The liturgy format is responsorial – a back-and-forth dialogue between the leader and the participants:
Leader: “With great and loving kindness did He redeem us from Egypt…”
Participants: “With awesome might did He divide the Red Sea.”
Leader: “With tender care did He protect us in the wilderness…”
Participants: “Sending Manna from Heaven, food and water to sustain us.”
Leader: “With abundant love did He give us the Sabbath…”
Participants: “To Mt. Sinai did He bring us at an hour supreme…”
And so on. This pace and cadence continue through the long narrative, right up to the Hallel (Praise) Psalms. Finally, the meal is served, the Afikomen distributed, the after-meal prayer intoned, the last cup of wine blessed, and the final Hallel of Praise sung: “How can I repay the Lord for all His bountiful dealings towards me?...” (Ps. 116).

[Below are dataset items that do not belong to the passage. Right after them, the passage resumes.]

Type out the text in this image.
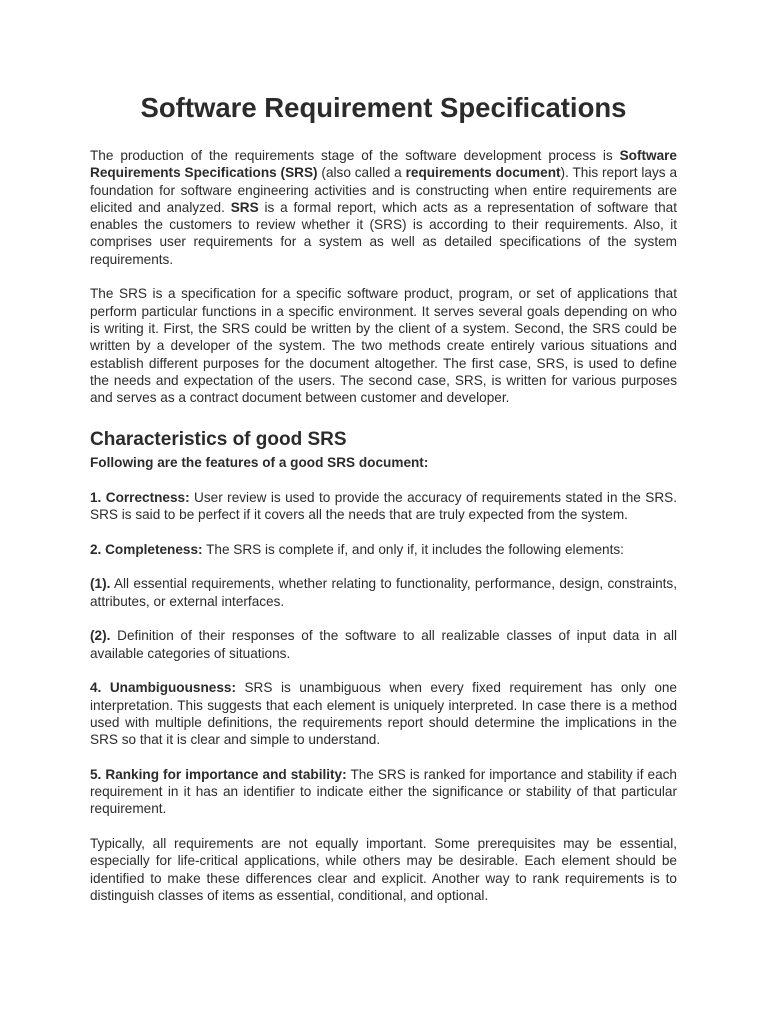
Software Requirement Specifications

The production of the requirements stage of the software development process is Software Requirements Specifications (SRS) (also called a requirements document). This report lays a foundation for software engineering activities and is constructing when entire requirements are elicited and analyzed. SRS is a formal report, which acts as a representation of software that enables the customers to review whether it (SRS) is according to their requirements. Also, it comprises user requirements for a system as well as detailed specifications of the system requirements.

The SRS is a specification for a specific software product, program, or set of applications that perform particular functions in a specific environment. It serves several goals depending on who is writing it. First, the SRS could be written by the client of a system. Second, the SRS could be written by a developer of the system. The two methods create entirely various situations and establish different purposes for the document altogether. The first case, SRS, is used to define the needs and expectation of the users. The second case, SRS, is written for various purposes and serves as a contract document between customer and developer.

Characteristics of good SRS

Following are the features of a good SRS document:

1. Correctness: User review is used to provide the accuracy of requirements stated in the SRS. SRS is said to be perfect if it covers all the needs that are truly expected from the system.

2. Completeness: The SRS is complete if, and only if, it includes the following elements:

(1). All essential requirements, whether relating to functionality, performance, design, constraints, attributes, or external interfaces.

(2). Definition of their responses of the software to all realizable classes of input data in all available categories of situations.

4. Unambiguousness: SRS is unambiguous when every fixed requirement has only one interpretation. This suggests that each element is uniquely interpreted. In case there is a method used with multiple definitions, the requirements report should determine the implications in the SRS so that it is clear and simple to understand.

5. Ranking for importance and stability: The SRS is ranked for importance and stability if each requirement in it has an identifier to indicate either the significance or stability of that particular requirement.

Typically, all requirements are not equally important. Some prerequisites may be essential, especially for life-critical applications, while others may be desirable. Each element should be identified to make these differences clear and explicit. Another way to rank requirements is to distinguish classes of items as essential, conditional, and optional.
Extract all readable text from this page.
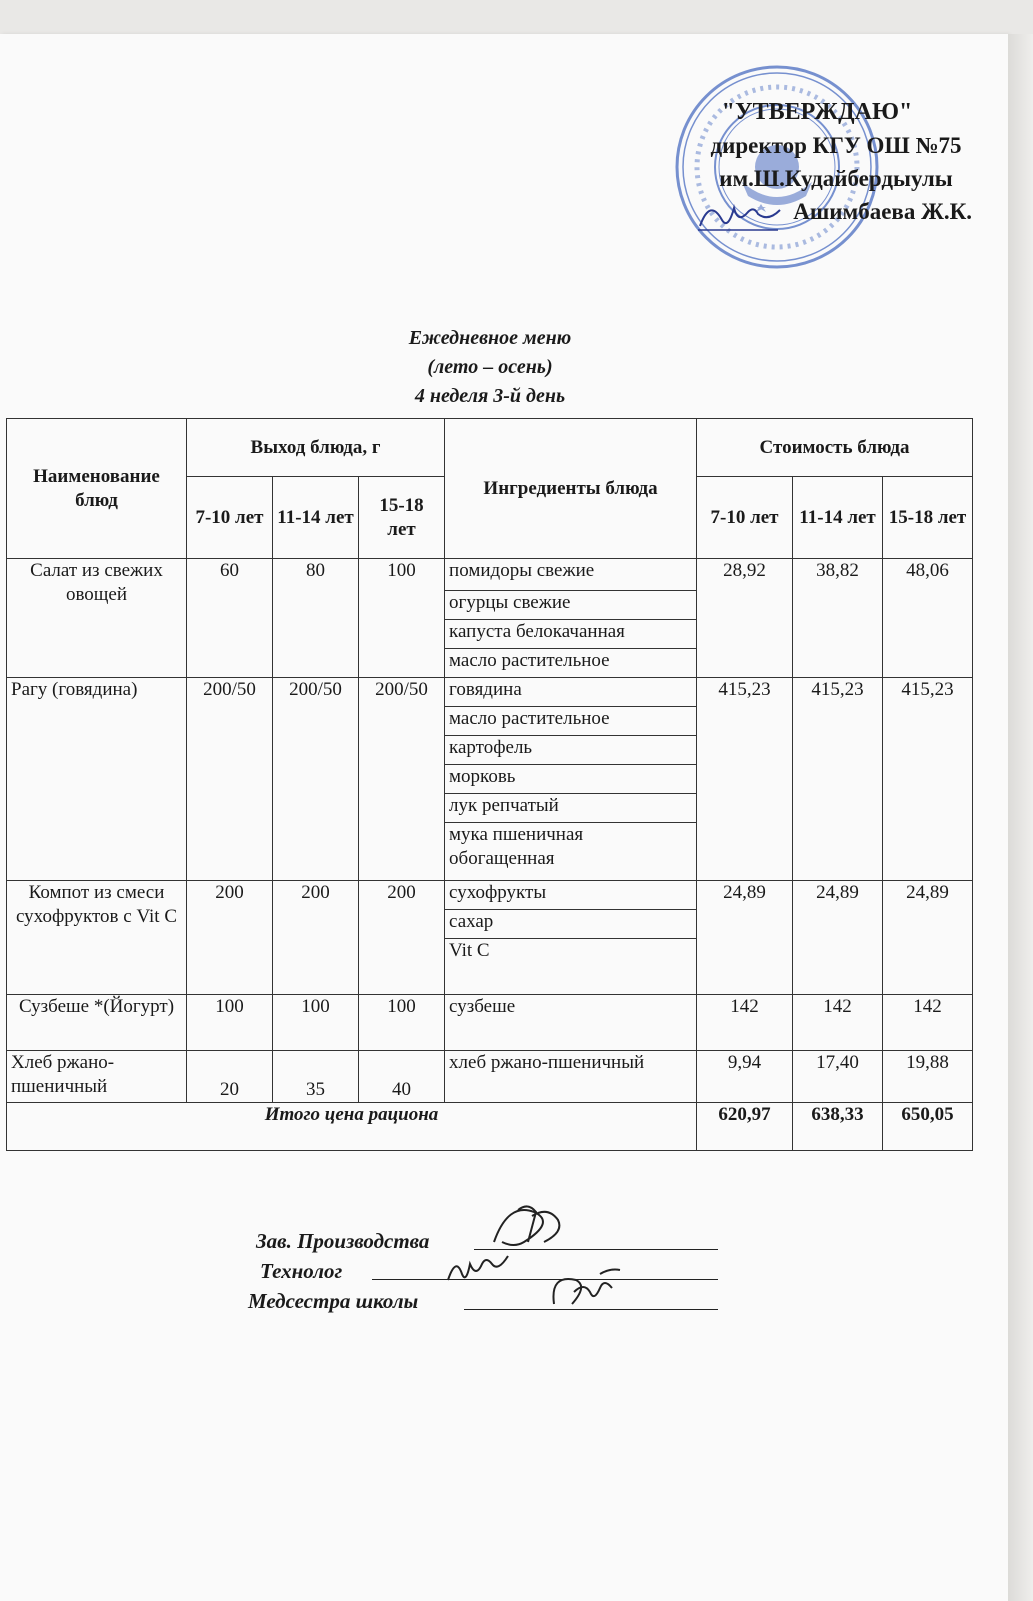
"УТВЕРЖДАЮ"
директор КГУ ОШ №75
им.Ш.Кудайбердыулы
Ашимбаева Ж.К.
Ежедневное меню
(лето – осень)
4 неделя 3-й день
Наименование блюд	Выход блюда, г			Ингредиенты блюда	Стоимость блюда		
	7-10 лет	11-14 лет	15-18 лет		7-10 лет	11-14 лет	15-18 лет
Салат из свежих овощей	60	80	100	помидоры свежие	28,92	38,82	48,06
				огурцы свежие			
				капуста белокачанная			
				масло растительное			
Рагу (говядина)	200/50	200/50	200/50	говядина	415,23	415,23	415,23
				масло растительное			
				картофель			
				морковь			
				лук репчатый			
				мука пшеничная обогащенная			
Компот из смеси сухофруктов с Vit C	200	200	200	сухофрукты	24,89	24,89	24,89
				сахар			
				Vit C			
Сузбеше *(Йогурт)	100	100	100	сузбеше	142	142	142
Хлеб ржано-пшеничный	20	35	40	хлеб ржано-пшеничный	9,94	17,40	19,88
Итого цена рациона					620,97	638,33	650,05
Зав. Производства
Технолог
Медсестра школы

While the Eucharistic Liturgy is noticeably concise compared to the Passover liturgy, one resonates in the other. The Seder recalls the blood of the lamb, which shielded the Hebrews from the Angel of Death. In the Mass, we receive the blood of the true Lamb, shed to shield all people from everlasting death. The Seder reveres God, our great deliverer. The Mass proclaims God our eternal deliverer. The Seder pleads for the coming of the Messiah. The Mass welcomes the Messiah. The prayers and petitions of the Seder are all fulfilled in the Mass: Elijah has come! And with him an innumerable crowd of witnesses (Heb. 12:1) bending low before the altar, where the long-awaited Savior offers Himself for us, and we surrender ourselves to Him.
Thus in each Mass, the past and present collide. The Mass brings us back 2,000 years to the Seder table of the Last Supper; that Seder draws us 1,500 years earlier to the Exodus from Egypt; then step 600 years further back and we are at the side of Abraham sealing a solemn covenant with God, forged after one sleepless, star-drenched night. And suddenly, while kneeling quietly at Mass, we find ourselves poised over an abyss of faith so deep into time, history and human yearning that the promise made to Abraham, the Exodus led by Moses, and the ultimate Exodus wrought by Jesus are all merged into one complete and perfect plan of God, with each of us an indispensable player.
This Good Friday, when we pray for our Jewish brothers and sisters, let’s remember how closely we are connected and how much we have received from them. They sought and embraced the Almighty, persevered through hardship and affliction to belong to His covenant, received and preserved the Word – the same Word who was with God and is God from the beginning (John 1:1), the Word we receive, body and soul, at every Mass.
Seder quotations: Haggadah composed by Rabbi Martin Berkowitz, 1958, Merion, Pa.